Passing the test
Well it looks like the Mac security challenge set up at the University of Wisconsin was successful, even if it was “prematurely terminated” by the powers-that-be at the university. It seems the test itself was not officially authorized, and, ironically, could have resulted in compromised security or functionality of the university’s system. It’s true that asking the world to attack a system on your university’s network is quite literally asking for trouble.
Regardless, according to a posting from the person who initiated the test, no one was able to access the Macintosh-under-test at all.  The poster (via Macintouch) says he will post test results in the future, but, based on the post, it’s clear that the machine was subject to pretty significant attacks and did fine.  Moreover, as mentioned previously, the machine was set up in a way that was more “open” to attacks than machines that most of the Rest of Us would set up.  A few things we can learn from the test:
  1.  Good passwords, especially for high-risk services like SSH (Remote Login) are critical. Various dictionary attacks were tried against SSH in particular (see our book, chapter 4, “Managing Passwords”).
  2.  Be sure to use a personal firewall and enable its logging features.

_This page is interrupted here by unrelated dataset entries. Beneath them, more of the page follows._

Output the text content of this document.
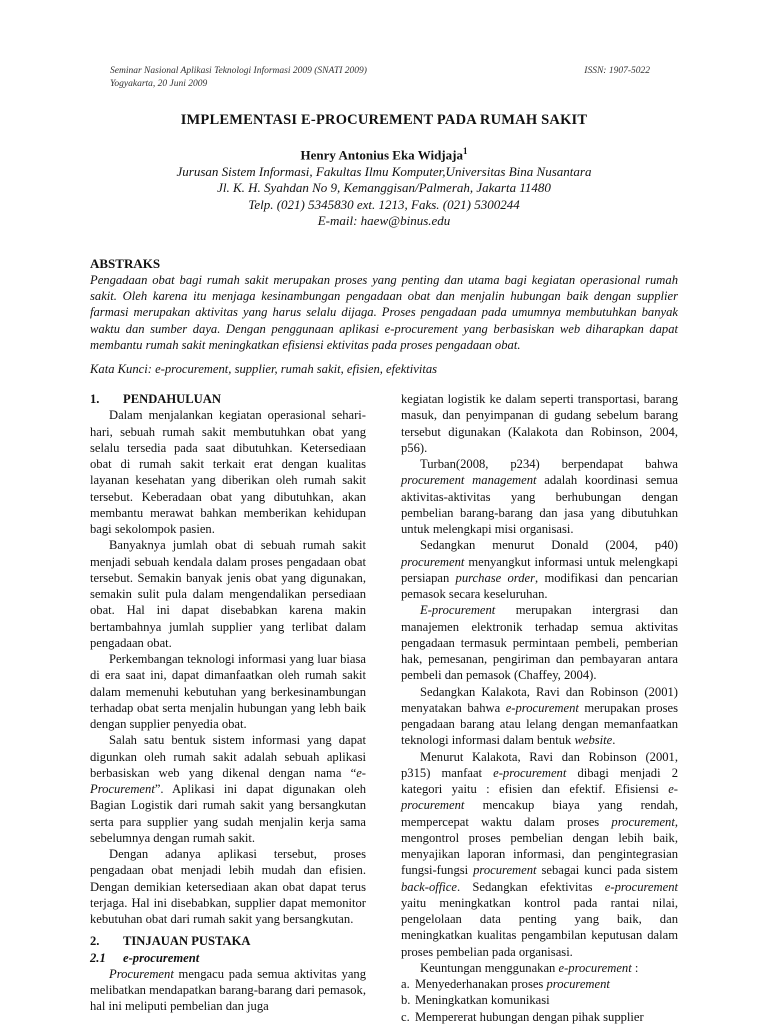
Seminar Nasional Aplikasi Teknologi Informasi 2009 (SNATI 2009)
Yogyakarta, 20 Juni 2009
ISSN: 1907-5022
IMPLEMENTASI E-PROCUREMENT PADA RUMAH SAKIT
Henry Antonius Eka Widjaja$^1$
Jurusan Sistem Informasi, Fakultas Ilmu Komputer,Universitas Bina Nusantara
Jl. K. H. Syahdan No 9, Kemanggisan/Palmerah, Jakarta 11480
Telp. (021) 5345830 ext. 1213, Faks. (021) 5300244
E-mail: haew@binus.edu
ABSTRAKS
Pengadaan obat bagi rumah sakit merupakan proses yang penting dan utama bagi kegiatan operasional rumah sakit. Oleh karena itu menjaga kesinambungan pengadaan obat dan menjalin hubungan baik dengan supplier farmasi merupakan aktivitas yang harus selalu dijaga. Proses pengadaan pada umumnya membutuhkan banyak waktu dan sumber daya. Dengan penggunaan aplikasi e-procurement yang berbasiskan web diharapkan dapat membantu rumah sakit meningkatkan efisiensi ektivitas pada proses pengadaan obat.
Kata Kunci: e-procurement, supplier, rumah sakit, efisien, efektivitas
1.	PENDAHULUAN

Dalam menjalankan kegiatan operasional sehari-hari, sebuah rumah sakit membutuhkan obat yang selalu tersedia pada saat dibutuhkan. Ketersediaan obat di rumah sakit terkait erat dengan kualitas layanan kesehatan yang diberikan oleh rumah sakit tersebut. Keberadaan obat yang dibutuhkan, akan membantu merawat bahkan memberikan kehidupan bagi sekolompok pasien.

Banyaknya jumlah obat di sebuah rumah sakit menjadi sebuah kendala dalam proses pengadaan obat tersebut. Semakin banyak jenis obat yang digunakan, semakin sulit pula dalam mengendalikan persediaan obat. Hal ini dapat disebabkan karena makin bertambahnya jumlah supplier yang terlibat dalam pengadaan obat.

Perkembangan teknologi informasi yang luar biasa di era saat ini, dapat dimanfaatkan oleh rumah sakit dalam memenuhi kebutuhan yang berkesinambungan terhadap obat serta menjalin hubungan yang lebh baik dengan supplier penyedia obat.

Salah satu bentuk sistem informasi yang dapat digunkan oleh rumah sakit adalah sebuah aplikasi berbasiskan web yang dikenal dengan nama “e-Procurement”. Aplikasi ini dapat digunakan oleh Bagian Logistik dari rumah sakit yang bersangkutan serta para supplier yang sudah menjalin kerja sama sebelumnya dengan rumah sakit.

Dengan adanya aplikasi tersebut, proses pengadaan obat menjadi lebih mudah dan efisien. Dengan demikian ketersediaan akan obat dapat terus terjaga. Hal ini disebabkan, supplier dapat memonitor kebutuhan obat dari rumah sakit yang bersangkutan.

2.	TINJAUAN PUSTAKA
2.1	e-procurement

Procurement mengacu pada semua aktivitas yang melibatkan mendapatkan barang-barang dari pemasok, hal ini meliputi pembelian dan juga

kegiatan logistik ke dalam seperti transportasi, barang masuk, dan penyimpanan di gudang sebelum barang tersebut digunakan (Kalakota dan Robinson, 2004, p56).

Turban(2008, p234) berpendapat bahwa procurement management adalah koordinasi semua aktivitas-aktivitas yang berhubungan dengan pembelian barang-barang dan jasa yang dibutuhkan untuk melengkapi misi organisasi.

Sedangkan menurut Donald (2004, p40) procurement menyangkut informasi untuk melengkapi persiapan purchase order, modifikasi dan pencarian pemasok secara keseluruhan.

E-procurement merupakan intergrasi dan manajemen elektronik terhadap semua aktivitas pengadaan termasuk permintaan pembeli, pemberian hak, pemesanan, pengiriman dan pembayaran antara pembeli dan pemasok (Chaffey, 2004).

Sedangkan Kalakota, Ravi dan Robinson (2001) menyatakan bahwa e-procurement merupakan proses pengadaan barang atau lelang dengan memanfaatkan teknologi informasi dalam bentuk website.

Menurut Kalakota, Ravi dan Robinson (2001, p315) manfaat e-procurement dibagi menjadi 2 kategori yaitu : efisien dan efektif. Efisiensi e-procurement mencakup biaya yang rendah, mempercepat waktu dalam proses procurement, mengontrol proses pembelian dengan lebih baik, menyajikan laporan informasi, dan pengintegrasian fungsi-fungsi procurement sebagai kunci pada sistem back-office. Sedangkan efektivitas e-procurement yaitu meningkatkan kontrol pada rantai nilai, pengelolaan data penting yang baik, dan meningkatkan kualitas pengambilan keputusan dalam proses pembelian pada organisasi.

Keuntungan menggunakan e-procurement :

a. Menyederhanakan proses procurement
b. Meningkatkan komunikasi
c. Mempererat hubungan dengan pihak supplier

  3.  Watch out for “social engineering” attacks against you and your Mac. In particular phishing schemes and attempts to get you to open attachments of any sort (see chapter 5, “Safe Surfing”, especially the sections “Safe E-mail” and “Phishing Schemes”).
Unfortunately the test didn’t really run for long enough to really “prove” anything, but it’s certainly a good piece of evidence in the overall Macintosh Internet security picture.